Vinson was diagnosed with Ebola, also known as Ebola hemorrhagic fever, on Oct. 14 after having treated Liberian national Thomas Eric Duncan at Texas Health Presbyterian Hospital in Dallas earlier this month. He became the first Ebola victim to die on U.S. soil on Oct. 8 and Vinson is the second nurse to contract the virus after treating him.
Vinson became symptomatic on Oct. 14, one day after flying home from Cleveland to Dallas following a three-day trip with family. After undergoing intensive treatment while in quarantine, she became free of the Ebola virus on Oct. 24.
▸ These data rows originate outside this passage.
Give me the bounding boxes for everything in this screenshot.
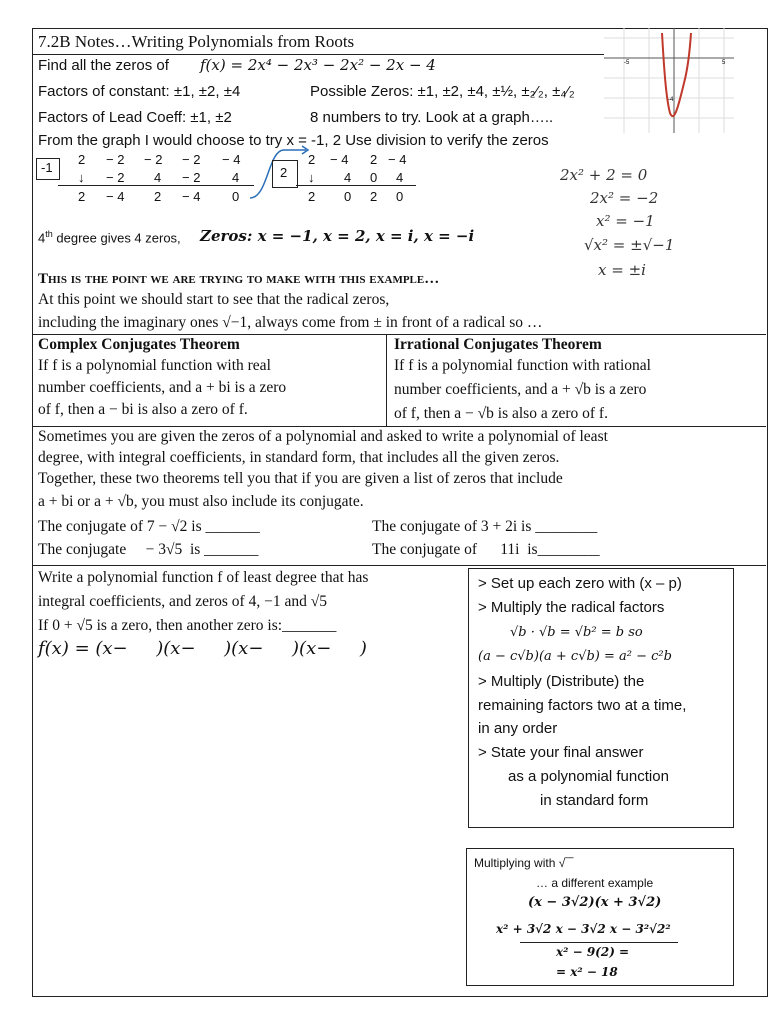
page-title: 7.2B Notes…Writing Polynomials from Roots xyxy=(38,32,355,51)
graph-tick-right: 5 xyxy=(722,60,726,66)
synthetic-rule-2 xyxy=(296,185,416,186)
given-bottom-rule xyxy=(32,565,766,566)
step-6: remaining factors two at a time, xyxy=(478,697,687,714)
step-1: > Set up each zero with (x – p) xyxy=(478,575,682,592)
solve-step-4: √x² = ±√−1 xyxy=(584,236,675,254)
mult: − 2 xyxy=(182,170,201,185)
coef: 2 xyxy=(308,152,316,167)
step-10: in standard form xyxy=(540,792,649,809)
result: 0 xyxy=(232,189,240,204)
example-line-1: (x − 3√2)(x + 3√2) xyxy=(528,895,662,910)
mult: 4 xyxy=(344,170,352,185)
irrational-theorem-line-3: of f, then a − √b is also a zero of f. xyxy=(394,405,608,422)
coef: − 2 xyxy=(106,152,125,167)
write-line-2: integral coefficients, and zeros of 4, −1 and √5 xyxy=(38,593,327,610)
degree-note xyxy=(38,229,181,245)
point-line-1: At this point we should start to see that the radical zeros, xyxy=(38,291,390,308)
example-subtitle: … a different example xyxy=(536,876,654,890)
point-line-2: including the imaginary ones √−1, always come from ± in front of a radical so … xyxy=(38,314,543,331)
result: 2 xyxy=(308,189,316,204)
conjugate-question-1: The conjugate of 7 − √2 is _______ xyxy=(38,518,260,535)
mult: − 2 xyxy=(106,170,125,185)
mult: ↓ xyxy=(78,170,85,185)
divisor-2: 2 xyxy=(280,165,288,180)
step-9: as a polynomial function xyxy=(508,768,669,785)
example-line-4: = x² − 18 xyxy=(556,965,618,979)
given-line-2: degree, with integral coefficients, in standard form, that includes all the given zeros. xyxy=(38,449,560,466)
graph-tick-left: -5 xyxy=(624,60,630,66)
function-expression: f(x) = 2x⁴ − 2x³ − 2x² − 2x − 4 xyxy=(200,56,436,74)
given-line-1: Sometimes you are given the zeros of a polynomial and asked to write a polynomial of least xyxy=(38,428,608,445)
graph-thumbnail xyxy=(604,28,734,133)
result: 2 xyxy=(78,189,86,204)
coef: − 4 xyxy=(330,152,349,167)
complex-theorem-line-3: of f, then a − bi is also a zero of f. xyxy=(38,401,248,418)
synthetic-division-1 xyxy=(76,152,256,206)
step-2: > Multiply the radical factors xyxy=(478,599,665,616)
synthetic-rule-1 xyxy=(58,185,254,186)
given-line-3: Together, these two theorems tell you that if you are given a list of zeros that include xyxy=(38,470,563,487)
step-7: in any order xyxy=(478,720,558,737)
synthetic-division-2 xyxy=(306,152,416,206)
graph-choice-note: From the graph I would choose to try x = -1, 2 Use division to verify the zeros xyxy=(38,132,549,149)
eight-numbers-note: 8 numbers to try. Look at a graph….. xyxy=(310,109,554,126)
theorem-divider xyxy=(386,334,387,426)
step-5: > Multiply (Distribute) the xyxy=(478,673,645,690)
degree-number: 4 xyxy=(38,230,46,246)
factors-lead-coeff: Factors of Lead Coeff: ±1, ±2 xyxy=(38,109,232,126)
title-underline xyxy=(32,54,604,55)
complex-theorem-line-1: If f is a polynomial function with real xyxy=(38,357,271,374)
factors-constant: Factors of constant: ±1, ±2, ±4 xyxy=(38,83,241,100)
possible-zeros: Possible Zeros: ±1, ±2, ±4, ±½, ±₂⁄₂, ±₄⁄₂ xyxy=(310,83,575,100)
coef: − 2 xyxy=(144,152,163,167)
conjugate-question-2: The conjugate of 3 + 2i is ________ xyxy=(372,518,598,535)
solve-step-2: 2x² = −2 xyxy=(590,189,659,207)
conjugate-question-4: The conjugate of 11i is________ xyxy=(372,541,600,558)
example-line-3: x² − 9(2) = xyxy=(556,945,630,959)
mult: ↓ xyxy=(308,170,315,185)
mult: 4 xyxy=(154,170,162,185)
graph-tick-down: -4 xyxy=(668,97,674,103)
coef: 2 xyxy=(370,152,378,167)
point-heading: This is the point we are trying to make with this example… xyxy=(38,271,440,287)
step-8: > State your final answer xyxy=(478,744,644,761)
result: − 4 xyxy=(106,189,125,204)
mult: 4 xyxy=(232,170,240,185)
solve-step-3: x² = −1 xyxy=(596,212,655,230)
result: − 4 xyxy=(182,189,201,204)
graph-curve xyxy=(662,33,691,116)
polynomial-template: f(x) = (x− )(x− )(x− )(x− ) xyxy=(38,638,367,659)
result: 0 xyxy=(344,189,352,204)
write-line-1: Write a polynomial function f of least degree that has xyxy=(38,569,369,586)
result: 0 xyxy=(396,189,404,204)
complex-theorem-line-2: number coefficients, and a + bi is a zero xyxy=(38,379,287,396)
example-rule xyxy=(520,942,678,943)
irrational-theorem-line-1: If f is a polynomial function with rational xyxy=(394,357,651,374)
degree-text: degree gives 4 zeros, xyxy=(56,230,181,246)
given-line-4: a + bi or a + √b, you must also include its conjugate. xyxy=(38,493,364,510)
irrational-theorem-title: Irrational Conjugates Theorem xyxy=(394,336,602,353)
solve-step-5: x = ±i xyxy=(598,261,646,279)
mult: 0 xyxy=(370,170,378,185)
result: 2 xyxy=(370,189,378,204)
coef: 2 xyxy=(78,152,86,167)
example-line-2: x² + 3√2 x − 3√2 x − 3²√2² xyxy=(496,922,671,936)
coef: − 4 xyxy=(222,152,241,167)
step-4: (a − c√b)(a + c√b) = a² − c²b xyxy=(478,649,672,664)
conjugate-question-3: The conjugate − 3√5 is _______ xyxy=(38,541,259,558)
mult: 4 xyxy=(396,170,404,185)
result: 2 xyxy=(154,189,162,204)
solve-step-1: 2x² + 2 = 0 xyxy=(560,166,648,184)
theorem-top-rule xyxy=(32,334,766,335)
divisor-1: -1 xyxy=(41,160,53,175)
find-zeros-label: Find all the zeros of xyxy=(38,57,169,74)
theorem-bottom-rule xyxy=(32,426,766,427)
coef: − 4 xyxy=(388,152,407,167)
step-3: √b · √b = √b² = b so xyxy=(510,625,643,640)
coef: − 2 xyxy=(182,152,201,167)
zeros-list: Zeros: x = −1, x = 2, x = i, x = −i xyxy=(200,227,475,245)
write-line-3: If 0 + √5 is a zero, then another zero is:_______ xyxy=(38,617,337,634)
irrational-theorem-line-2: number coefficients, and a + √b is a zero xyxy=(394,381,647,398)
complex-theorem-title: Complex Conjugates Theorem xyxy=(38,336,240,353)
example-title: Multiplying with √‾‾ xyxy=(474,856,574,870)
degree-superscript: th xyxy=(45,229,53,239)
"While this is a day of celebration and gratitude, I ask that we not lose focus of the thousands of families who continue to labor under the burden of this disease in West Africa," she said. "Thank you to Dr. Kent Brantley and Nancy Writebol, both of whom were successfully treated here at Emory, for your donations of plasma for me and other patients. Finally, my family and I would like to thank many people whose prayers have helped sustain us."
On Friday, her colleague Nina Pham was released from the hospital after recovering from the same disease. It is still unclear how exactly they contracted Ebola.
Vinson's diagnosis raised concerns after it was revealed that she traveled across northeast Ohio just one day prior to becoming symptomatic. She visited family in Cleveland and Akron while possibly contagious after getting approval from the CDC, and subsequently three people in Ohio remain in quarantine and 97 are still being monitored for the disease.
Dr. Bruce Ribner, medical director of the Serious Communicable Diseases Unit at Emory, applauded Vinson's "courage" and said she no longer poses any risks to the community.
"After a rigorous course of treatment and thorough testing, we have determined that Ms. Vinson has recovered from her infection with Ebola virus and that she can return to her family, to the community and to her life without any concerns about transmitting this virus to any other individuals," Ribner said. "Speaking on behalf of everyone at Emory University Hospital, we are pleased with Ms. Vinson's recovery and grateful for our opportunity to apply our training, care and experience in meeting her medical needs. As fellow members of the healthcare community, we deeply admire Ms. Vinson's courage and dedication in caring for patients with serious communicable diseases."
Ribner added that the medical staff at Emory has gained extensive knowledge about Ebola after treating Vinson, Brantley and Writebol. Among their findings is that aggressive treatment previously believed to be futile, such as ventilation and kidney dialysis, are beneficial to a patient's recovery.
The CDC was previously critical of Texas Health Presbyterian Hospital in Dallas for treating Duncan with the use of both a ventilator to assist his breathing and kidney dialysis in an attempt to save his life.
On Thursday, New York Doctor Craig Spencer became the ninth case of Ebola in the United States after contracting the virus while treating Ebola patients in Guinea.